Two weeks of escalating violence have left many Yemenis hungry, trapped inside their cities and villages with food stocks running low. There are also severe fuel shortages, especially in Aden and areas of the capital, Sana’a. The situation is of particular concern because almost half of the population of Yemen is food-insecure, struggling to grow or buy food.
WFP in 2014 found that 10.6 million people, or 41 per cent of the population in Yemen, were food insecure. Of these, 5 million people were found to be severely food insecure and in need of food assistance. It is estimated today, following the escalation of violence, that more than 12 million Yemenis are food insecure.
Yemen imports almost 90 per cent of its basic food from abroad. Hence, WFP is extremely concerned that the impact of traders being unable to import food and move it inside the country will affect people’s ability to feed their families, especially the poor and most vulnerable. In most of the areas worst hit by the conflict, shops and food markets are closed and the supply of food and other essentials has been seriously disrupted.
An interagency rapid assessment of the humanitarian situation in Aden showed that access to food is one of the most serious problems in all locations, with shops closed or people unable to leave homes to go to markets. Lack of cooking gas and increasing food prices have been also reported in many parts of the governorate.
WFP provided food assistance in the last few days to cover April and May needs to 16,000 refugees, mainly Somalis, in Kharaz camp outside of Aden. WFP has also provided a two-month food ration to over 13,000 people in Mazraq I and III camps, mostly displaced by the earlier conflict in the northern Sa’ada region.

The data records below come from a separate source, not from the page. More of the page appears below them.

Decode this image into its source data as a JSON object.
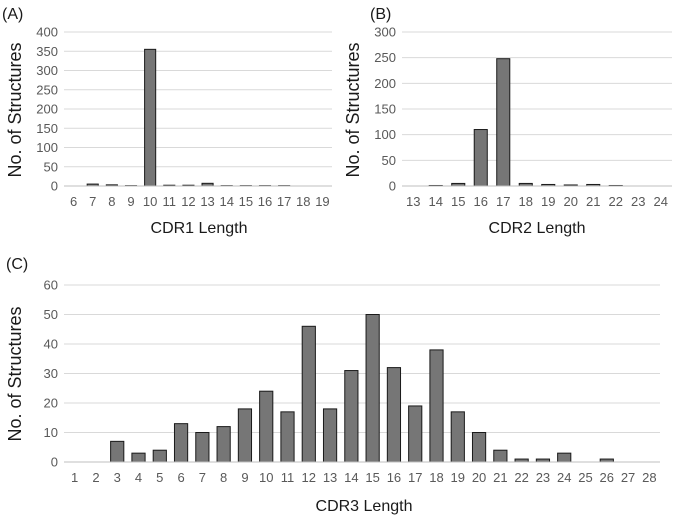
{
  "chart_data": [
    {
      "type": "bar",
      "panel_label": "(A)",
      "categories": [
        "6",
        "7",
        "8",
        "9",
        "10",
        "11",
        "12",
        "13",
        "14",
        "15",
        "16",
        "17",
        "18",
        "19"
      ],
      "values": [
        0,
        5,
        3,
        1,
        355,
        2,
        2,
        7,
        1,
        1,
        1,
        1,
        0,
        0
      ],
      "xlabel": "CDR1 Length",
      "ylabel": "No. of Structures",
      "ylim": [
        0,
        400
      ],
      "yticks": [
        0,
        50,
        100,
        150,
        200,
        250,
        300,
        350,
        400
      ],
      "grid": true
    },
    {
      "type": "bar",
      "panel_label": "(B)",
      "categories": [
        "13",
        "14",
        "15",
        "16",
        "17",
        "18",
        "19",
        "20",
        "21",
        "22",
        "23",
        "24"
      ],
      "values": [
        0,
        1,
        5,
        110,
        248,
        5,
        3,
        2,
        3,
        1,
        0,
        0
      ],
      "xlabel": "CDR2 Length",
      "ylabel": "No. of Structures",
      "ylim": [
        0,
        300
      ],
      "yticks": [
        0,
        50,
        100,
        150,
        200,
        250,
        300
      ],
      "grid": true
    },
    {
      "type": "bar",
      "panel_label": "(C)",
      "categories": [
        "1",
        "2",
        "3",
        "4",
        "5",
        "6",
        "7",
        "8",
        "9",
        "10",
        "11",
        "12",
        "13",
        "14",
        "15",
        "16",
        "17",
        "18",
        "19",
        "20",
        "21",
        "22",
        "23",
        "24",
        "25",
        "26",
        "27",
        "28"
      ],
      "values": [
        0,
        0,
        7,
        3,
        4,
        13,
        10,
        12,
        18,
        24,
        17,
        46,
        18,
        31,
        50,
        32,
        19,
        38,
        17,
        10,
        4,
        1,
        1,
        3,
        0,
        1,
        0,
        0
      ],
      "xlabel": "CDR3 Length",
      "ylabel": "No. of Structures",
      "ylim": [
        0,
        60
      ],
      "yticks": [
        0,
        10,
        20,
        30,
        40,
        50,
        60
      ],
      "grid": true
    }
  ]
}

The agency also provides cash transfers to severely food-insecure households in addition to the monthly cash assistance they already receive from the government. In Lahj, Marib, and Sana’a, WFP distributed nearly $1 million in this way to more than 76,000 people.
In related news, the United Nations has announced that Jamal Benomar, the Special Adviser to the Secretary-General on Yemen, has expressed an interest in moving on to another assignment. A successor shall be named in due course. Until that time and beyond, the UN will continue to spare no efforts to re-launch the peace process in order to get the political transition back on track.
Mr. Benomar has spent the past four years working closely with the Yemenis to realise their legitimate aspirations for democratic change fulfilled. On behalf of the Secretary-General, Mr. Benomar brokered the Transition Agreement in November 2011, facilitated the successful conclusion of the National Dialogue Conference in January 2014 that took 10 months of deliberations, and mediated the Peace and National Partnership Agreement in September 2014.
More recently, Mr. Benomar chaired and facilitated all-inclusive negotiations for over two months to get the transition back on track. Unfortunately, this process was interrupted with the dramatic escalation of violence.